Post-screening conversation with artist and filmmaker Bruce LaBruce

Date
Friday, November 7, 2025
Time
6:30 pm - 9:00 pm
Overview

Part of the series
Pasolini: Politics & Poetry
Curated by Ara H. Merjian and Mila Tenaglia
On the 50th anniversary of the death of Pier Paolo Pasolini (1922-1975)

Screening
Teorema
(1968, 98 min.)
In ITALIAN with ENGLISH subtitles

Written and directed by
Pier Paolo Pasolini

Starring
Silvana Mangano, Terence Stamp, Massimo Girotti

Followed by a conversation with
Bruce LaBruce, artist and filmmaker
in conversation with
Ara H. Merjian, NYU

In ENGLISH

Pasolini’s Teorema (1968) unravels the spiritual and erotic disintegration of a bourgeois family after the arrival of a mysterious stranger. The post-screening conversation explores Teorema’s enduring influence on contemporary queer aesthetics and radical cinema—central themes in Bruce LaBruce’s own artistic practice.

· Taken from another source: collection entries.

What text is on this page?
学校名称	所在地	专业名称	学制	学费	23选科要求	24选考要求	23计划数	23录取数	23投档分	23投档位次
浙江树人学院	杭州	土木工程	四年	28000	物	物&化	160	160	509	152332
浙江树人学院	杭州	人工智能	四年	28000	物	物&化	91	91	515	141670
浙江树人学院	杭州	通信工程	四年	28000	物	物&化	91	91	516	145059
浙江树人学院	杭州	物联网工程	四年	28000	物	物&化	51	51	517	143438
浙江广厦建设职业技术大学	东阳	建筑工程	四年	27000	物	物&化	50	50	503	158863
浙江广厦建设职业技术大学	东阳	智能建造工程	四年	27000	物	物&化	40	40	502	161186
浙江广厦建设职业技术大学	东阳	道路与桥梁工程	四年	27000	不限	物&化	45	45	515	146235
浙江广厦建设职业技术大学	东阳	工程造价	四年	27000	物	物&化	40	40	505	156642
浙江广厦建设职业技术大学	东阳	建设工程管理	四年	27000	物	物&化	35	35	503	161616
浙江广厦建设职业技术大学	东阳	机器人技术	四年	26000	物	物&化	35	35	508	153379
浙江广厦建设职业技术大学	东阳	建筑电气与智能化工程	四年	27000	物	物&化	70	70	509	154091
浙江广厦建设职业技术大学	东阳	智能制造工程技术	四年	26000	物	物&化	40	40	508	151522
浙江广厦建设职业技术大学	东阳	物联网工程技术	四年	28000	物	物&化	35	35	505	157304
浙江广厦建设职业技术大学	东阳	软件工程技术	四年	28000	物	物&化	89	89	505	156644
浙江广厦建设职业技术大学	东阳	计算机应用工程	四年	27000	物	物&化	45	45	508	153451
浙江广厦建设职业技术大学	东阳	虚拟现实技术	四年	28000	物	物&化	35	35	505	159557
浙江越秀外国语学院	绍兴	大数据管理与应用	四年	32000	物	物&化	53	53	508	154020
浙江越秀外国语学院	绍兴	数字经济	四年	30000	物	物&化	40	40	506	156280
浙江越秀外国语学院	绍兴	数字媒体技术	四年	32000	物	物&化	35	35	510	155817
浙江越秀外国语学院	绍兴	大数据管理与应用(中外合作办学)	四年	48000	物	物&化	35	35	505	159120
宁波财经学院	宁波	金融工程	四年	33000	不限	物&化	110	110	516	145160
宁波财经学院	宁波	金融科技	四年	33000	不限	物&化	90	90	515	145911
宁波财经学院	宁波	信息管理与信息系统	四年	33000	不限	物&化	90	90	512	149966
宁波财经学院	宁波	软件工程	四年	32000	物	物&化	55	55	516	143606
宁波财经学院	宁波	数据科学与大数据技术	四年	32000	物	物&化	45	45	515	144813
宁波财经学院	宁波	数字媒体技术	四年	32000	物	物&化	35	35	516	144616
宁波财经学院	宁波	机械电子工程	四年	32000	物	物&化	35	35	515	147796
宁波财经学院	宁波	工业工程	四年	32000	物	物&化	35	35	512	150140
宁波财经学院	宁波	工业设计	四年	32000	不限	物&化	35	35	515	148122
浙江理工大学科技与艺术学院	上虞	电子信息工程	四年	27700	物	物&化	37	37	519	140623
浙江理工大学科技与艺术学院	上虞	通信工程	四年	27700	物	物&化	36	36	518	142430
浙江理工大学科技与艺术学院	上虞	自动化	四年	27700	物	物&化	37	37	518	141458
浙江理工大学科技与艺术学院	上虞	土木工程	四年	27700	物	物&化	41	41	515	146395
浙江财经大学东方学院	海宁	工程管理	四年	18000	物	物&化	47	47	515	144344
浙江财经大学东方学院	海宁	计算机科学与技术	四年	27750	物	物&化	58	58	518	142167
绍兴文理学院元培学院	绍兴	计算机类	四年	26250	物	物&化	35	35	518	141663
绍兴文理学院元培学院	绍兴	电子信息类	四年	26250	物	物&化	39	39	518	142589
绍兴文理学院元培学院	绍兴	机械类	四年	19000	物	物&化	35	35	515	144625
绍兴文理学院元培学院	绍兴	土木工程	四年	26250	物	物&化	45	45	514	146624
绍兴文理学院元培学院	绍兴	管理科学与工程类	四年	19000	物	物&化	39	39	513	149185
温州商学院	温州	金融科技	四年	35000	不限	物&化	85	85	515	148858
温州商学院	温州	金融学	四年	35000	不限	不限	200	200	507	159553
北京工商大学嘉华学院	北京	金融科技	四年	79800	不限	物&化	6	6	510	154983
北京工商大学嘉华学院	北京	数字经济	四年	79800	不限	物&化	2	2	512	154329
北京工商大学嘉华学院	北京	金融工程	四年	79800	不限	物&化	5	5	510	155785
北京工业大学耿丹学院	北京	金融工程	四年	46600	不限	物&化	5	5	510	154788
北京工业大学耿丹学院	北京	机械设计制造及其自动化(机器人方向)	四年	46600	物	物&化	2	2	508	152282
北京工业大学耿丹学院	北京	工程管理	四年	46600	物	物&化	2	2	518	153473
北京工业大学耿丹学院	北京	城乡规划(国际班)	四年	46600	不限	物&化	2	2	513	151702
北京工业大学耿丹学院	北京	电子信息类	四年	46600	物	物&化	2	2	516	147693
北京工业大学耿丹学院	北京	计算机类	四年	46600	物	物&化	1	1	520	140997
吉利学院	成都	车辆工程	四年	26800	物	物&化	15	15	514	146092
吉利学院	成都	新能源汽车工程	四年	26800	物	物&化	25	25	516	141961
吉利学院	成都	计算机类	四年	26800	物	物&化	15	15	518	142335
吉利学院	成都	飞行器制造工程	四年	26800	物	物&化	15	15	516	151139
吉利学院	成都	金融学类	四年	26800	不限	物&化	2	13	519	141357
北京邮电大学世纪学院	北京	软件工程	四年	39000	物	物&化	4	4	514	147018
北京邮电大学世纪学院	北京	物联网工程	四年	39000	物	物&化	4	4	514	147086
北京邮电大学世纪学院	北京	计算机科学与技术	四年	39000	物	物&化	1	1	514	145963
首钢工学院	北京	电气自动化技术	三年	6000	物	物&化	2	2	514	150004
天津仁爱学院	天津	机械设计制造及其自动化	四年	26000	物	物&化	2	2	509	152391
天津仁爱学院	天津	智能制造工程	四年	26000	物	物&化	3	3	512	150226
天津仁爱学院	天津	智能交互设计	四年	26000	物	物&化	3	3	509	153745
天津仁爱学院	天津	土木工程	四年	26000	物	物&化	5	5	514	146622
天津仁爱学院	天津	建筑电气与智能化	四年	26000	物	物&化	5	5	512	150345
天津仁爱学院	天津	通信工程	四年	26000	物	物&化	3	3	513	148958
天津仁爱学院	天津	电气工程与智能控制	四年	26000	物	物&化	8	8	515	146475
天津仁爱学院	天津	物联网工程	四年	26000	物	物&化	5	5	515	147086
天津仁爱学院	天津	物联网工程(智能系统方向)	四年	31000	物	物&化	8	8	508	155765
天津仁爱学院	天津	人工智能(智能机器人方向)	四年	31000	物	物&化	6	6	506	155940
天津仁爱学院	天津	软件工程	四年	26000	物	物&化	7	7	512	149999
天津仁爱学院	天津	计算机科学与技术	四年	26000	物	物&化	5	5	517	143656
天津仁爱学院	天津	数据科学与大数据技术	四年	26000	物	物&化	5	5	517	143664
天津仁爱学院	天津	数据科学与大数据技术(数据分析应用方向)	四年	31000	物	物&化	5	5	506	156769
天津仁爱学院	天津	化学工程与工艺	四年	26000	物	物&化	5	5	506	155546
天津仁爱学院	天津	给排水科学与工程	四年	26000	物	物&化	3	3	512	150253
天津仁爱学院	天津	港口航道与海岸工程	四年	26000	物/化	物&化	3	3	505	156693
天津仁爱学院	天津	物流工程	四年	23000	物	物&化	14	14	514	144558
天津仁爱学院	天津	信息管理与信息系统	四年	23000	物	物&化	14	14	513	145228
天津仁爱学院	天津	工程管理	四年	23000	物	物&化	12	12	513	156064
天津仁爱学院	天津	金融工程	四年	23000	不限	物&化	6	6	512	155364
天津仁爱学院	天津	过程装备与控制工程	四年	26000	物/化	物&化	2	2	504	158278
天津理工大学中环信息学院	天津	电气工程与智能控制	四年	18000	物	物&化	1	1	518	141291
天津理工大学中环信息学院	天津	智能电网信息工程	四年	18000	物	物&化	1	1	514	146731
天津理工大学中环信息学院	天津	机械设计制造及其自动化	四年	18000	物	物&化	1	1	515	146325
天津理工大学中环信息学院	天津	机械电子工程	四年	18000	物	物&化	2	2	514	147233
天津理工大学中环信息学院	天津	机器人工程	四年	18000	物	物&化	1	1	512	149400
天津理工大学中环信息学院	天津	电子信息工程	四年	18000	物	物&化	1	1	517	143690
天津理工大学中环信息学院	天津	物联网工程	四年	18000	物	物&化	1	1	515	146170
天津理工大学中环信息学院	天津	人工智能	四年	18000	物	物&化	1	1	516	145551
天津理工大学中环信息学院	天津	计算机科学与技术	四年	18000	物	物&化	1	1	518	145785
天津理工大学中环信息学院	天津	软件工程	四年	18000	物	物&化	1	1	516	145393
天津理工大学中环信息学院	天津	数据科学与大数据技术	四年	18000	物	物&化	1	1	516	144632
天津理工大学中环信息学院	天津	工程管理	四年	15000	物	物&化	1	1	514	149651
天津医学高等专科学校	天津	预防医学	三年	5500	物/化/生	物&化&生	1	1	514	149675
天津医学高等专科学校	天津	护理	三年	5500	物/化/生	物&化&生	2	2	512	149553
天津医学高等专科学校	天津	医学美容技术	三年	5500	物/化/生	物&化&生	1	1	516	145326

Casa Italiana Zerilli-Marimò presents Pasolini: Politics & Poetry, on the fiftieth anniversary of Pier Paolo Pasolini’s death. The artist endures as a figure of controversy and contradiction, yet this milestone demands more than commemoration: it calls for a critical interrogation of his literary and cinematic oeuvre—vast, fractured, and unruly—alongside the political and intellectual commitments that continue to resist facile categorization. Curated by Professor and author Ara H. Merjian and creative producer Mila Tenaglia, the program runs from November 3 to 14 and pursues a multidisciplinary engagement with Pasolini’s work, traversing the languages of music, cinema, theater, and scholarly inquiry. Rather than merely honoring his legacy, the initiative seeks to restore the vitality and provocation of his thought and poetics, with particular attention to how contemporary artists and scholars have reinterpreted, contested, and claimed his intellectual and artistic inheritance. Pasolini: Politics & Poetry extends beyond screenings of Pasolini’s films—drawn from cinetecas, the Criterion Collection, and the Archivi Luce—to embrace works by directors and filmmakers who have discovered in his vision a wellspring for creative dialogue. This convergence of past and present positions the initiative not as a nostalgic ritual but as a living encounter with one of the twentieth century’s most formidable intellectuals, enriched by performances, a video installation exhibition, conversations, and academic interventions. Pasolini’s death—among the most notorious and contested episodes in Italian history—was not simply the murder of a homosexual man, but an event in which politics, literature, and society collided in ways that remain unresolved.